7 #Instagram Mistakes Newbie #Influencers Make Via- @business.com https://t.co/qEYMH5nse7 #SocialMedia
Some of you who are reading this know who I am. And many of you don't.
So, for those of you who don't…
My name is Neil Patel, and I am the co-founder of an ad agency called Neil Patel Digital. I've also co-founded a few marketing technology companies.
I blog about marketing at NeilPatel.com, and in the last 31 days, I was able to reach 1,701,486 people through my blog.
And in the last 28 days, 43,196 people found me by Googling variations of my name.
So, can you see the issue with everything I am doing?
It's all tied to my name.
None of my companies have as much traffic, and they don't have anywhere near the social following as my personal blog that you're reading right now.
And that's not even the biggest issue, which I will get into later on.
But before I go into why I wouldn't build a personal brand again, let's go over how it all began.
Why did I build a personal brand?
I never planned on building a personal brand. I started my career in marketing at the age of 16.
My first website was a job board called Advice Monkey (no longer exists) that I started when I was 16 years old. I had no clue how to generate traffic… I just thought that you put up a website and people visit.
Boy, was I wrong!
Eventually, I saved up enough money from picking up trash and cleaning restrooms at a theme park to pay a marketing firm.
They ripped me off and provided little to no results.
From being broke and frustrated I had no choice but to learn online marketing.
I got so good at it that Advice Monkey started to rank on Google for competitive terms like job board, job search, and tech jobs. In essence, I was ranking for so many job and career terms that Advice Monkey started generating well over 100,000 visitors a month.
I know that doesn't seem like a lot of traffic, but for a job board with no listings, the Internet not being as popular 17 years ago, and for me being a 16-year-old kid, I didn't do too bad.
But here is the thing, I was never able to make Advice Monkey work out. I just didn't know how to monetize it.
So, like any other nerdy 16-year-old, I did what my parents wanted me to do, I went to college. And I know I was a bit too young for college as I was still in high school, so I took night classes at a college nearby my home while still in high school.
My first class was Speech 101, and I gave a speech on how Google worked. Funny enough, someone in the class worked at a company that was looking to hire someone that knew how Google worked.
He asked me if I wanted a consulting job… I said yes… they paid me $5,000 a month. I was able to help them generate well into the 8 figures of additional yearly revenue because of my work.
The owner of the company was impressed, so he introduced me to his son, who owned an ad agency.
Soon enough, he outsourced some work to me, which lead me to generate $20,000 a month in income.
The start of my personal brand
I was happy with the money that I was making for my age, but I knew it wouldn't last.
Just because someone is paying you money right now, it doesn't mean they will pay you next year or even next month.
I had to figure out how to generate customers.
I wasn't the best at sales, I wasn't well connected… so I did what I knew best.

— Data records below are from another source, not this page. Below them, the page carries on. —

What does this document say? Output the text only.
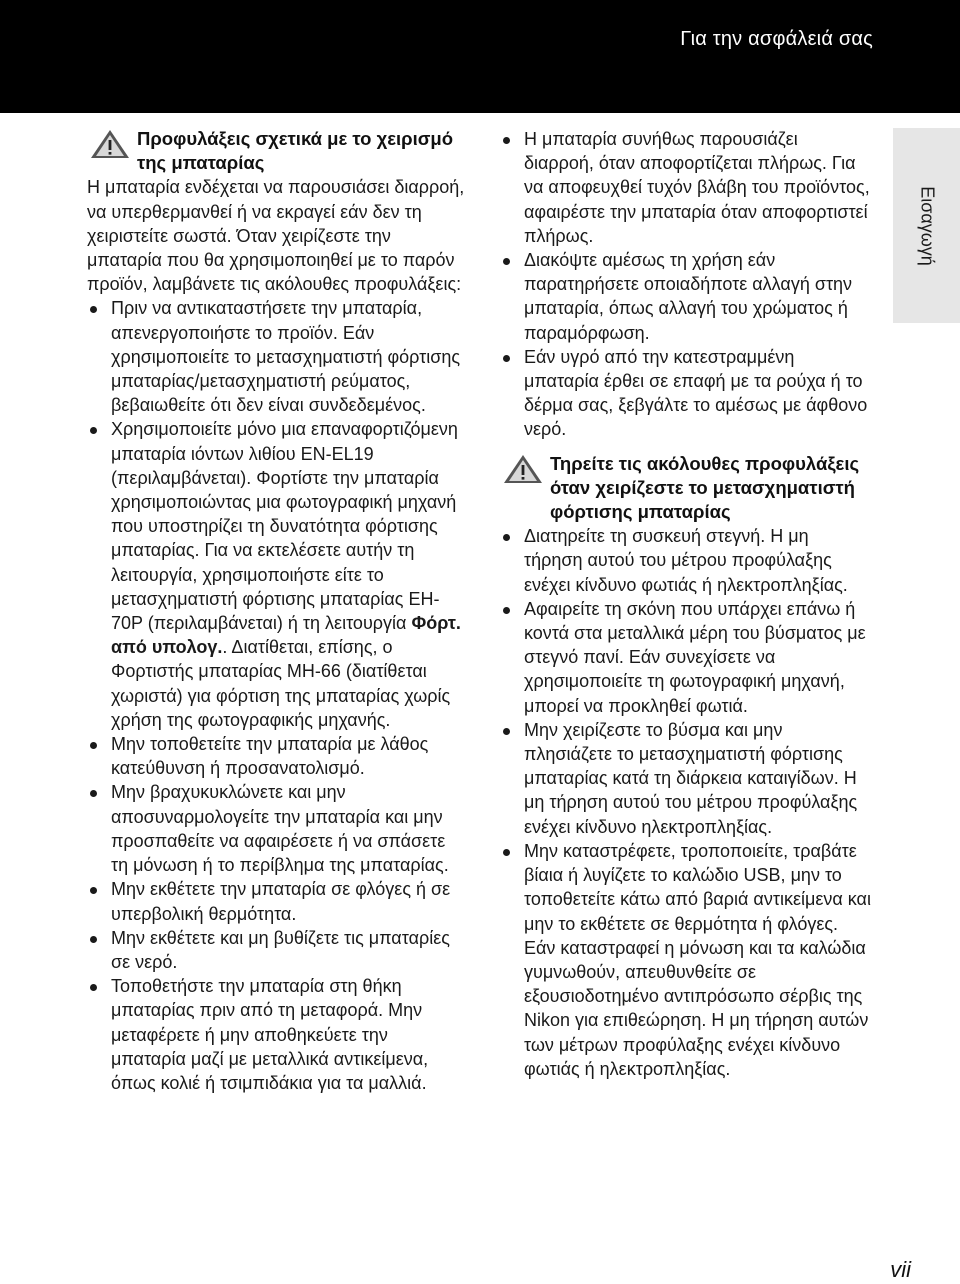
Για την ασφάλειά σας
Εισαγωγή
Προφυλάξεις σχετικά με το χειρισμό της μπαταρίας

Η μπαταρία ενδέχεται να παρουσιάσει διαρροή, να υπερθερμανθεί ή να εκραγεί εάν δεν τη χειριστείτε σωστά. Όταν χειρίζεστε την μπαταρία που θα χρησιμοποιηθεί με το παρόν προϊόν, λαμβάνετε τις ακόλουθες προφυλάξεις:

Πριν να αντικαταστήσετε την μπαταρία, απενεργοποιήστε το προϊόν. Εάν χρησιμοποιείτε το μετασχηματιστή φόρτισης μπαταρίας/μετασχηματιστή ρεύματος, βεβαιωθείτε ότι δεν είναι συνδεδεμένος.
Χρησιμοποιείτε μόνο μια επαναφορτιζόμενη μπαταρία ιόντων λιθίου EN-EL19 (περιλαμβάνεται). Φορτίστε την μπαταρία χρησιμοποιώντας μια φωτογραφική μηχανή που υποστηρίζει τη δυνατότητα φόρτισης μπαταρίας. Για να εκτελέσετε αυτήν τη λειτουργία, χρησιμοποιήστε είτε το μετασχηματιστή φόρτισης μπαταρίας EH-70P (περιλαμβάνεται) ή τη λειτουργία Φόρτ. από υπολογ.. Διατίθεται, επίσης, ο Φορτιστής μπαταρίας MH-66 (διατίθεται χωριστά) για φόρτιση της μπαταρίας χωρίς χρήση της φωτογραφικής μηχανής.
Μην τοποθετείτε την μπαταρία με λάθος κατεύθυνση ή προσανατολισμό.
Μην βραχυκυκλώνετε και μην αποσυναρμολογείτε την μπαταρία και μην προσπαθείτε να αφαιρέσετε ή να σπάσετε τη μόνωση ή το περίβλημα της μπαταρίας.
Μην εκθέτετε την μπαταρία σε φλόγες ή σε υπερβολική θερμότητα.
Μην εκθέτετε και μη βυθίζετε τις μπαταρίες σε νερό.
Τοποθετήστε την μπαταρία στη θήκη μπαταρίας πριν από τη μεταφορά. Μην μεταφέρετε ή μην αποθηκεύετε την μπαταρία μαζί με μεταλλικά αντικείμενα, όπως κολιέ ή τσιμπιδάκια για τα μαλλιά.
Η μπαταρία συνήθως παρουσιάζει διαρροή, όταν αποφορτίζεται πλήρως. Για να αποφευχθεί τυχόν βλάβη του προϊόντος, αφαιρέστε την μπαταρία όταν αποφορτιστεί πλήρως.
Διακόψτε αμέσως τη χρήση εάν παρατηρήσετε οποιαδήποτε αλλαγή στην μπαταρία, όπως αλλαγή του χρώματος ή παραμόρφωση.
Εάν υγρό από την κατεστραμμένη μπαταρία έρθει σε επαφή με τα ρούχα ή το δέρμα σας, ξεβγάλτε το αμέσως με άφθονο νερό.
Τηρείτε τις ακόλουθες προφυλάξεις όταν χειρίζεστε το μετασχηματιστή φόρτισης μπαταρίας
Διατηρείτε τη συσκευή στεγνή. Η μη τήρηση αυτού του μέτρου προφύλαξης ενέχει κίνδυνο φωτιάς ή ηλεκτροπληξίας.
Αφαιρείτε τη σκόνη που υπάρχει επάνω ή κοντά στα μεταλλικά μέρη του βύσματος με στεγνό πανί. Εάν συνεχίσετε να χρησιμοποιείτε τη φωτογραφική μηχανή, μπορεί να προκληθεί φωτιά.
Μην χειρίζεστε το βύσμα και μην πλησιάζετε το μετασχηματιστή φόρτισης μπαταρίας κατά τη διάρκεια καταιγίδων. Η μη τήρηση αυτού του μέτρου προφύλαξης ενέχει κίνδυνο ηλεκτροπληξίας.
Μην καταστρέφετε, τροποποιείτε, τραβάτε βίαια ή λυγίζετε το καλώδιο USB, μην το τοποθετείτε κάτω από βαριά αντικείμενα και μην το εκθέτετε σε θερμότητα ή φλόγες. Εάν καταστραφεί η μόνωση και τα καλώδια γυμνωθούν, απευθυνθείτε σε εξουσιοδοτημένο αντιπρόσωπο σέρβις της Nikon για επιθεώρηση. Η μη τήρηση αυτών των μέτρων προφύλαξης ενέχει κίνδυνο φωτιάς ή ηλεκτροπληξίας.
vii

I created a blog that focused on the topic of SEO in hopes that it would generate leads and sales.
The blog no longer exists, but it was called Pronet Advertising. Here's what it looked like:
Over time, the blog started to grow in popularity and it would generate leads here and there. I never hit more than 150,000 monthly visitors, and I wasn't satisfied with the results.

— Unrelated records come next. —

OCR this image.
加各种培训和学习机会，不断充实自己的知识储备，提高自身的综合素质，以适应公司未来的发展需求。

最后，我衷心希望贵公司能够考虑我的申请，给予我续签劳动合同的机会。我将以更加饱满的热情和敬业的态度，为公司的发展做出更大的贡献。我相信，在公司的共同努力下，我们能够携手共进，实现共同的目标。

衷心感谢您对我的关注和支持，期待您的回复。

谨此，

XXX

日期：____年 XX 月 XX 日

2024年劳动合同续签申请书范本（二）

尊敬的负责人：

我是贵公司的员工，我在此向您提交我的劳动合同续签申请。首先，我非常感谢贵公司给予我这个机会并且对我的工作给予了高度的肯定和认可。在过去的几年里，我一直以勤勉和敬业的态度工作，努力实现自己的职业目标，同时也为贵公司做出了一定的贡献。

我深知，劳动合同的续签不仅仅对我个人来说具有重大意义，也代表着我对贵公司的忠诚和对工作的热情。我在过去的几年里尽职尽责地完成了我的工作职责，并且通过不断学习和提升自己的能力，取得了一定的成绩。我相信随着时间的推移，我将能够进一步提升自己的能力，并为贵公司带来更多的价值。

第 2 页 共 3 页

I wish I knew what I know now because I would have done simple things like leveraging exit popups and lead forms on the blog.

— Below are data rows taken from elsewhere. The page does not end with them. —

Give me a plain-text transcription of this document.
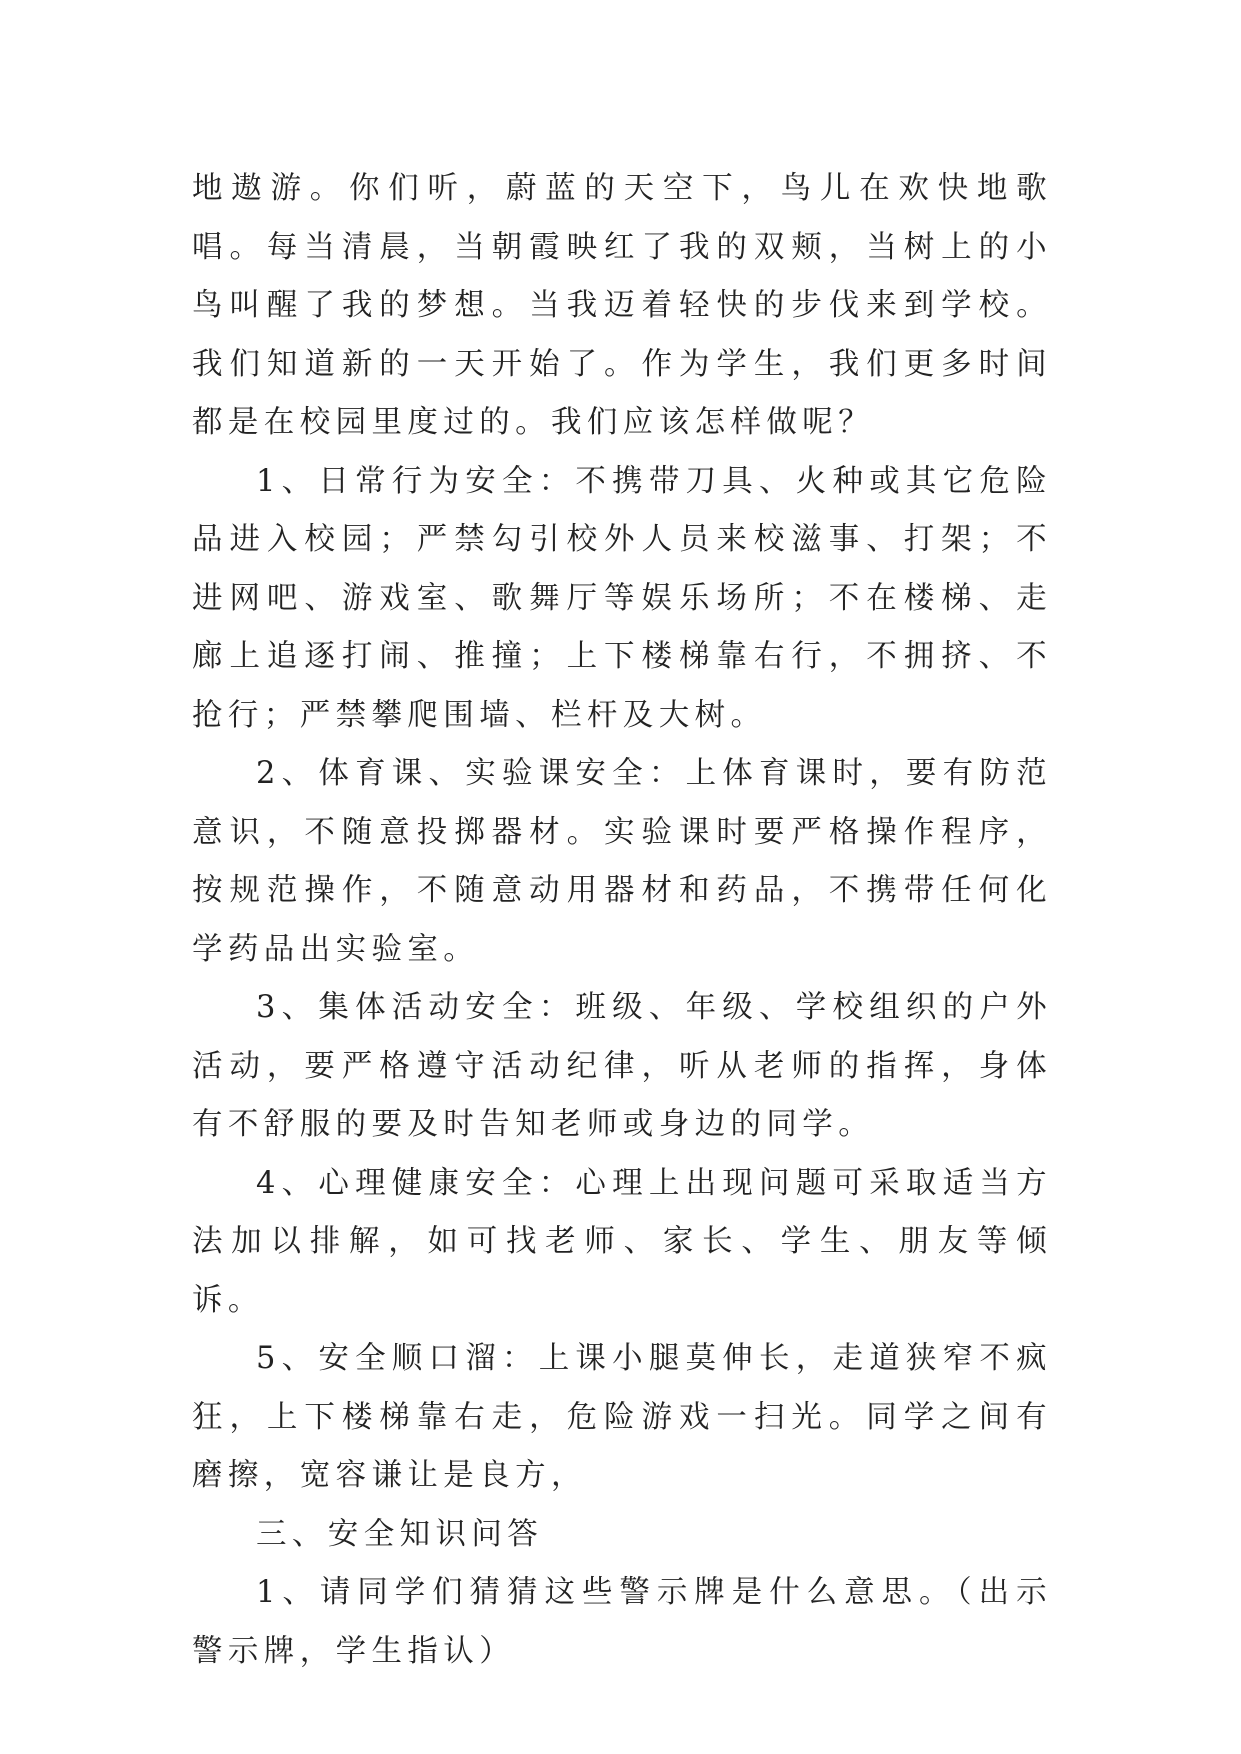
地遨游。你们听，蔚蓝的天空下，鸟儿在欢快地歌唱。每当清晨，当朝霞映红了我的双颊，当树上的小鸟叫醒了我的梦想。当我迈着轻快的步伐来到学校。我们知道新的一天开始了。作为学生，我们更多时间都是在校园里度过的。我们应该怎样做呢？

1、日常行为安全：不携带刀具、火种或其它危险品进入校园；严禁勾引校外人员来校滋事、打架；不进网吧、游戏室、歌舞厅等娱乐场所；不在楼梯、走廊上追逐打闹、推撞；上下楼梯靠右行，不拥挤、不抢行；严禁攀爬围墙、栏杆及大树。

2、体育课、实验课安全：上体育课时，要有防范意识，不随意投掷器材。实验课时要严格操作程序，按规范操作，不随意动用器材和药品，不携带任何化学药品出实验室。

3、集体活动安全：班级、年级、学校组织的户外活动，要严格遵守活动纪律，听从老师的指挥，身体有不舒服的要及时告知老师或身边的同学。

4、心理健康安全：心理上出现问题可采取适当方法加以排解，如可找老师、家长、学生、朋友等倾诉。

5、安全顺口溜：上课小腿莫伸长，走道狭窄不疯狂，上下楼梯靠右走，危险游戏一扫光。同学之间有磨擦，宽容谦让是良方，

三、安全知识问答

1、请同学们猜猜这些警示牌是什么意思。（出示警示牌，学生指认）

Seriously, I made so many basic mistakes back in 2006.
Because the blog wasn't working out too well, I decided to speak at conferences in hopes that it would generate more clients. I literally applied to every marketing conference in hopes of landing a speaking gig.
The first conference I spoke at was Search Engine Strategies (it no longer exists). I was a bit nervous, but people enjoyed my speech.
I generated no new business from the event.